What pains her most is the abject poverty of the people in eastern Congo, one of the most fertile, naturally beautiful and mineral rich countries in Africa, In North Kivu - the bread basket of the region - about 80,000 displaced people now live on handouts. Recently, the UN's World Food Programme sliced its aid by 50 per cent - from six kilograms to three kilograms of food a week. The right to profit of the wealthy companies must not be bought at the cost of someone else's destitution. In Congo, it is an internationally fuelled conflict. The illegal extraction and exploration of heavy ores and tantalite ores from Congo are used in strong semi conductors, weapons, international space exploration, I-phones and other electronical appliances. Minerals are being exported in return for small arms that sustain the war. The question is, how do the militias get the weapons. Why the international community does not find out the routes to stop the arms smuggling?
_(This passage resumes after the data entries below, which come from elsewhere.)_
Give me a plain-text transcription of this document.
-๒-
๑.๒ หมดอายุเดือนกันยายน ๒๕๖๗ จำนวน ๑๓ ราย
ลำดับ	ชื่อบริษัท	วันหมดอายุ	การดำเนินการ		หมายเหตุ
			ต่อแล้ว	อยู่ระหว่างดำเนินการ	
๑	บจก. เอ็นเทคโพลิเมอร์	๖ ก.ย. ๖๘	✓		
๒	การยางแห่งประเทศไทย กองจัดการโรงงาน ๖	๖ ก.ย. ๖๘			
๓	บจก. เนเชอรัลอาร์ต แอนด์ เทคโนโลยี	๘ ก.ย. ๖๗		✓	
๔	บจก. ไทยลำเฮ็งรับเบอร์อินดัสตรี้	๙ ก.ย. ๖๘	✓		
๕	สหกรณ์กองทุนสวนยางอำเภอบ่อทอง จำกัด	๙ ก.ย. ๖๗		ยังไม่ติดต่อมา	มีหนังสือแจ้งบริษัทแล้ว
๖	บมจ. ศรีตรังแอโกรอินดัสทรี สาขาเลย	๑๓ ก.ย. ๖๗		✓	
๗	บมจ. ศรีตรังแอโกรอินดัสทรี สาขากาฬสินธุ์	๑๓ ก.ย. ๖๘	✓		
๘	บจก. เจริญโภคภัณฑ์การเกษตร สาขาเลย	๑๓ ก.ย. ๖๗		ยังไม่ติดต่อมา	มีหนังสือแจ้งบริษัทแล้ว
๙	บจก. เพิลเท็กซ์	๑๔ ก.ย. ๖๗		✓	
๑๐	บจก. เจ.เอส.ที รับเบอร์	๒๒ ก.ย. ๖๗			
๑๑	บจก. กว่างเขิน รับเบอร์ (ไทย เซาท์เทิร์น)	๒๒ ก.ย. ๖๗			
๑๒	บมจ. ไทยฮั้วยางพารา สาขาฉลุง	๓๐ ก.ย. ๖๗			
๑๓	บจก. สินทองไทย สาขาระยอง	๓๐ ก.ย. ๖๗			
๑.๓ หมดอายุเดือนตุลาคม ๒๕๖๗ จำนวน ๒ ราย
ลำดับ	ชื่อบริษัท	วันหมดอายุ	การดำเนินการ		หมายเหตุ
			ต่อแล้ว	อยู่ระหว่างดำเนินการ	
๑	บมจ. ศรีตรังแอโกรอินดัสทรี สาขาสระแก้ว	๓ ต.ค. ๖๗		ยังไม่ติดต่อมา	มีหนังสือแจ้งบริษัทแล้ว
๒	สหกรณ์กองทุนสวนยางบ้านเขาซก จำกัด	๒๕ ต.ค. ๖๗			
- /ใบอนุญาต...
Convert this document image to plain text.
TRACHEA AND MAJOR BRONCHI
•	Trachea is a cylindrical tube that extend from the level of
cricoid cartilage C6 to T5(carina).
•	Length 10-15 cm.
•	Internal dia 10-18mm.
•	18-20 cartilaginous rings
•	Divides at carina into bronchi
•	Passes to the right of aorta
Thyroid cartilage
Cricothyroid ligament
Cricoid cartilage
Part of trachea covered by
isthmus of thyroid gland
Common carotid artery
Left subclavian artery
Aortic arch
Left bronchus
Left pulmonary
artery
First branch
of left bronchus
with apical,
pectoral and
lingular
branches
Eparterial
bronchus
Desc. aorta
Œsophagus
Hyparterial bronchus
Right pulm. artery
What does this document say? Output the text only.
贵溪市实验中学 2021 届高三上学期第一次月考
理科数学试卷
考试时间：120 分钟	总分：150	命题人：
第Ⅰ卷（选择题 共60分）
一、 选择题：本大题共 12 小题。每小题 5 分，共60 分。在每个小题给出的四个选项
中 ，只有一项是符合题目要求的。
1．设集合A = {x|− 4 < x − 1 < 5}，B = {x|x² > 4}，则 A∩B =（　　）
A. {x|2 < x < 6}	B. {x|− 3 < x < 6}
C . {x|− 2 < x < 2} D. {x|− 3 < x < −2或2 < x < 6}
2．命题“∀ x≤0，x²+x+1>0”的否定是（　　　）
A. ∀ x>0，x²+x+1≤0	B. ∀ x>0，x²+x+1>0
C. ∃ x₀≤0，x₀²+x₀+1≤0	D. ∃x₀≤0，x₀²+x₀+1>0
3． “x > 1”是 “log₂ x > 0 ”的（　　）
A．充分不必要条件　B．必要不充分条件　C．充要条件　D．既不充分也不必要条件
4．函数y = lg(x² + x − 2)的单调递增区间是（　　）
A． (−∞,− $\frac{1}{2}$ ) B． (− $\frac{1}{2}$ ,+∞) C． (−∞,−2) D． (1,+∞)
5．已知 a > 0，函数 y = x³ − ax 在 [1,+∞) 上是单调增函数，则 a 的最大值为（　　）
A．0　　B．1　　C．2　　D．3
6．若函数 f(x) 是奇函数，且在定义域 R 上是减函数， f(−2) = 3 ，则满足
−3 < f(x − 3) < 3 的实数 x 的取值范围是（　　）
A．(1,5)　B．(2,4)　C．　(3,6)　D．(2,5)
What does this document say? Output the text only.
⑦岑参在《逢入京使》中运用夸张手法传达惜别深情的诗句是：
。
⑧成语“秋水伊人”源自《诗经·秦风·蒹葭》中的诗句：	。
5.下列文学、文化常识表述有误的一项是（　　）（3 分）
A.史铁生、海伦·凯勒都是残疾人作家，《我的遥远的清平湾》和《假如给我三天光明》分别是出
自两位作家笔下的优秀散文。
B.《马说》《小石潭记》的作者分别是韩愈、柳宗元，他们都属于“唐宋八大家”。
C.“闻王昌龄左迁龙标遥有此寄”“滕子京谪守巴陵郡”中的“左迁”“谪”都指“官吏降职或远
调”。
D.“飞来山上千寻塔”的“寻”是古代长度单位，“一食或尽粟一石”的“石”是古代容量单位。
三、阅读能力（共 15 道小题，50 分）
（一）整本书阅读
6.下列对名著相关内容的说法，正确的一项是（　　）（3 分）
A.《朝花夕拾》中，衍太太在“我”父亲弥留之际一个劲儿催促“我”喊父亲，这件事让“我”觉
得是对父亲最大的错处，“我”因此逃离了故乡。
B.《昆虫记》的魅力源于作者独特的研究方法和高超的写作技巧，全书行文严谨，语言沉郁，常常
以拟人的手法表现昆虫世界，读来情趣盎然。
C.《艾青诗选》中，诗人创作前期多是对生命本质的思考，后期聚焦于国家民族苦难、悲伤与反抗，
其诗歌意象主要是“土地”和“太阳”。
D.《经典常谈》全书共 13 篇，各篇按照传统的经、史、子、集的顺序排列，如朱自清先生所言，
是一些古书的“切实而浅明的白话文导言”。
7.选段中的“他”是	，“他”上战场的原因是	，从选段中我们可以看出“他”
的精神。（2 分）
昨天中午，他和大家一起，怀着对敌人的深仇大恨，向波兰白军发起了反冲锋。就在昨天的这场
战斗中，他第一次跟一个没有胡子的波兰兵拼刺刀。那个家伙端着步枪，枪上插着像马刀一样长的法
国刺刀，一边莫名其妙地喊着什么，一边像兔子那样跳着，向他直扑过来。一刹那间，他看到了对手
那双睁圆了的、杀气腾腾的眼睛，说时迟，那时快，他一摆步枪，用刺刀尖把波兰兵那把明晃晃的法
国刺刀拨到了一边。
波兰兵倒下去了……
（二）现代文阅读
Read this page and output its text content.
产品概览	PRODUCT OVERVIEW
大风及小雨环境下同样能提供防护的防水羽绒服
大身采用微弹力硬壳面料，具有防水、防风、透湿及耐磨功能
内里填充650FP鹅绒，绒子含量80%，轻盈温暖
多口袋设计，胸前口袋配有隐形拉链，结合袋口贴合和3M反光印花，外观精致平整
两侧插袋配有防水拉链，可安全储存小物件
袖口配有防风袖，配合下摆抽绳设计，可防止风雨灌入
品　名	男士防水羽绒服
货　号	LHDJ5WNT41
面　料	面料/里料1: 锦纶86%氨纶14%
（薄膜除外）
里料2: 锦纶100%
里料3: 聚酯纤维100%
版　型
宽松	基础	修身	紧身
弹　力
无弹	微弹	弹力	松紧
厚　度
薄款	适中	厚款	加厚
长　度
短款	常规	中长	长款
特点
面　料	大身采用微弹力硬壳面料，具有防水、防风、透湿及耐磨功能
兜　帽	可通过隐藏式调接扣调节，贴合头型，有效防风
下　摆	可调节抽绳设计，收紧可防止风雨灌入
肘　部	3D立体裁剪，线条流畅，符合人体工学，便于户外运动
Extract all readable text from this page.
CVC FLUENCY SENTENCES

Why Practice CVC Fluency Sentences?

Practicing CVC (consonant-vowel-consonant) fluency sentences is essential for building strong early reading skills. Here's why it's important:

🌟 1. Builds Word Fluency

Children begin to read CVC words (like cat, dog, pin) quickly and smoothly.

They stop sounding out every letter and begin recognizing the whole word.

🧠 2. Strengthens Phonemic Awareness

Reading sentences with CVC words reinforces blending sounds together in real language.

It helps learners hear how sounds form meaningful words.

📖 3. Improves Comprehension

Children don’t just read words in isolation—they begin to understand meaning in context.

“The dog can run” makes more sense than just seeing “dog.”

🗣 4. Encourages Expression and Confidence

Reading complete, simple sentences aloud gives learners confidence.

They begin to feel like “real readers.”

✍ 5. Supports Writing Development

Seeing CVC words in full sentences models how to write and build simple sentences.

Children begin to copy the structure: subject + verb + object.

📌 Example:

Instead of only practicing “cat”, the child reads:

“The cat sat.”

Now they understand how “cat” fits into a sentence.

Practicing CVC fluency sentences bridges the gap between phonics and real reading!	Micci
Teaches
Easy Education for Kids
Lusi suggests Central Africa should opt for cooperation so that workers from one country could go to another for work, following the example of Europe.
She worked in other African countries too, but Congo is where her heart is. As she put it, "it is a very different experience to try to maintain the most essential services in Congo. The people of Congo are hardworking and resilient. Once there is peace they will rebuild their country and their lives."
For the women, bearing the brunt of the conflict, peace remains a distant dream.